Comparative Antibacterial Activity of Different Plant Extracts in Relation to their Bioactive Molecules, as Determined by LC-MS Analysis

Cosmin Pop, Dan Vodnar, Foricuta Ranga, Carmen Socaciu

Abstract


The research of plant responses against antibiotics and chemical disinfectants is increasingly motivated by natural antimicrobial agents. We investigated hydrophilic extracts of leaves of Persian walnut (Juglans regia) and European Mistletoe (Viscum album) and White willow bark (Salix alba) which were characterized by their content in phenolic derivatives, using a high-throughput technique, HPLC-DAD. The extracts were obtained using 10% dry plant and hot acidulated water (around 850C) and kept for 48 hours then diluted successively (from 2 to 9 times).   The antimicrobial activities were tested semi-quantitative ly on agar plates inoculated with E. Coli, Staphylococcus aureus, Listeria monocytogenes, Bacillus cereus and Salmonella enteritis. The inhibition zones were measured after 24 hours of incubation. Using a liquid nutrient broth growth medium, a quantitative evaluation of antimicrobial effect was done. There were noticed to be significant the growth rates in the first 10 hours, the best inhibitory results being given by Salix alba extract which inhibited all bacteria. Meanwhile, walnut and mistletoe extracts showed different inhibition rates, depending on the bacteria and the extract dilution. The extracts’ composition as determined by HPLC was compared with the antimicrobial activity, suggesting that willow extract is the richest in phenolics, especially in phenolic acids (salicylic acid derivatives).

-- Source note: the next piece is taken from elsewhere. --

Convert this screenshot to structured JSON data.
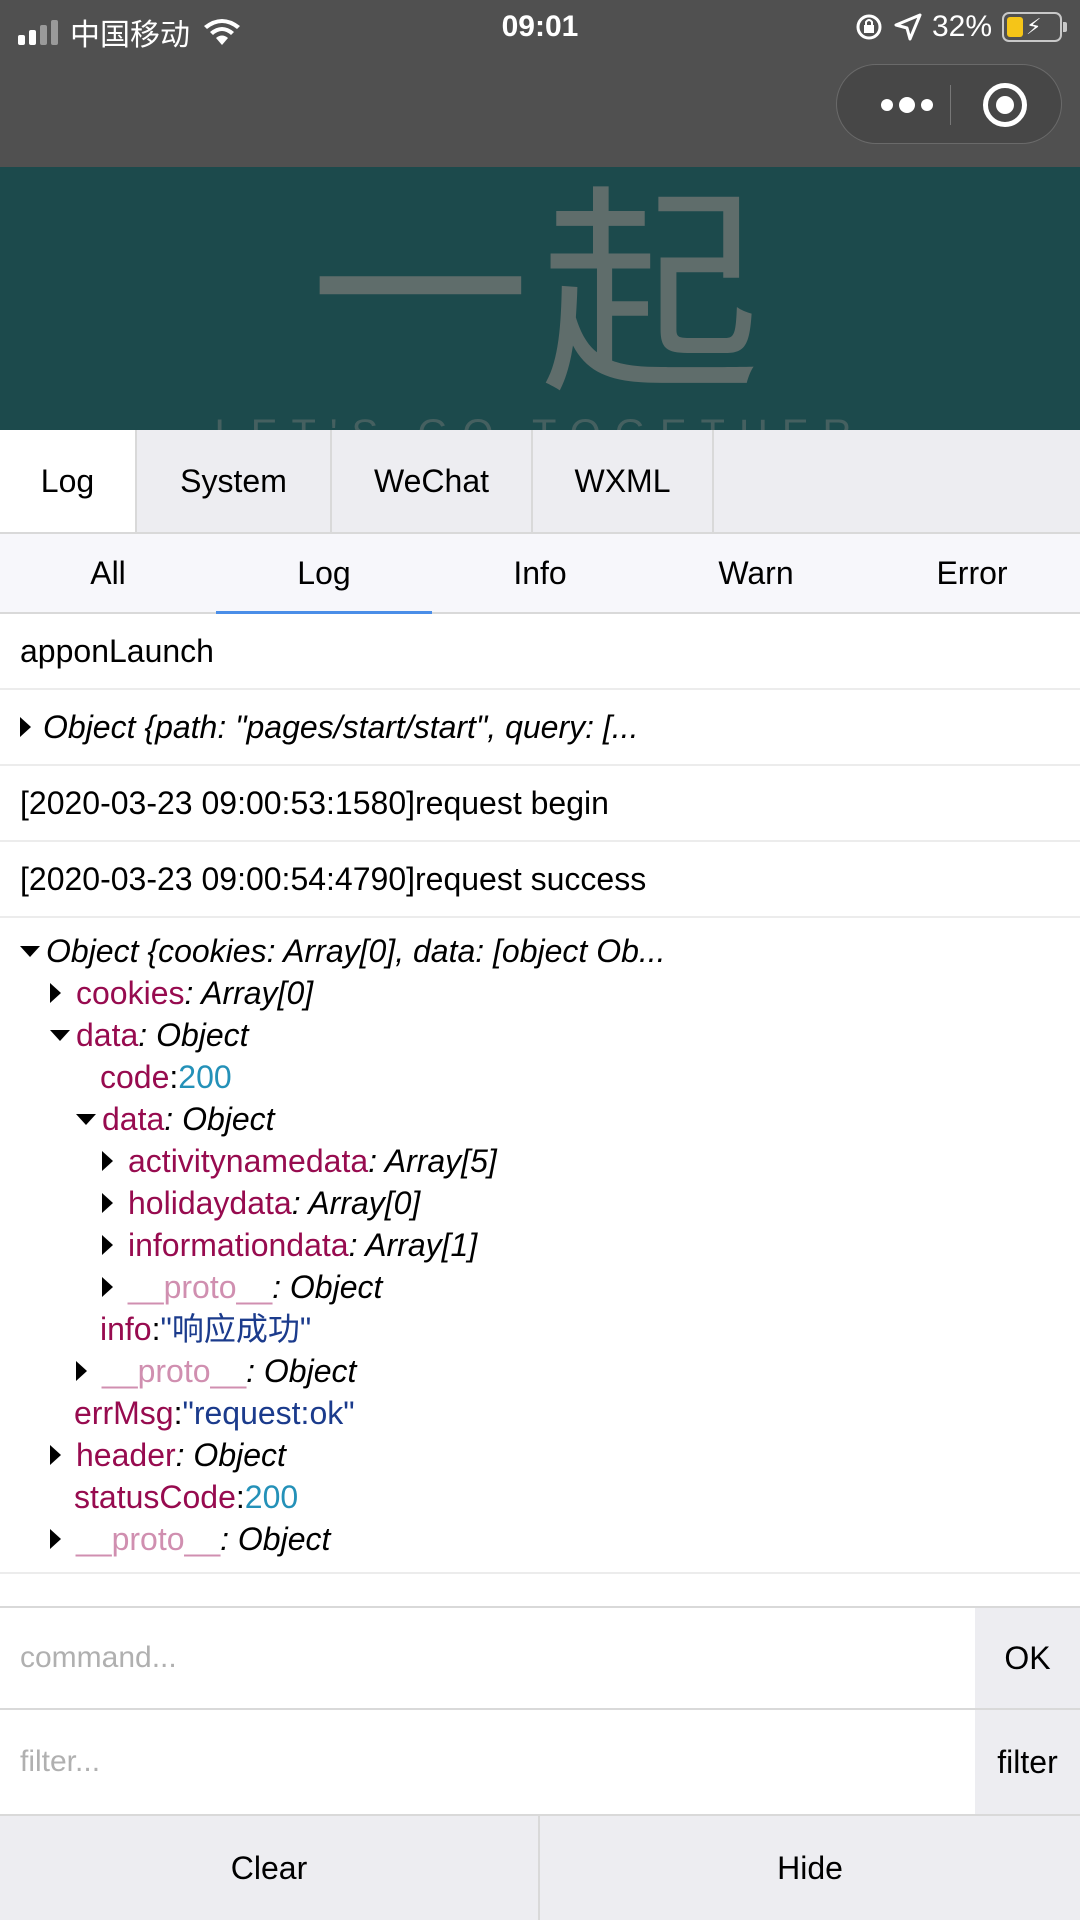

This study suggest that Salix alba bark and Juglans regia are available and efficient sources of natural antimicrobials and suggests the possibility of using their hydrophilic extracts  as bio-disinfectants in food industry.


Keywords


aromatic plants, Persian walnut (Juglans regia), European Mistletoe (Viscum album) and White willow bark (Salix alba), antimicrobial activity, UV-VIS spectrometry, LC-MS analysis.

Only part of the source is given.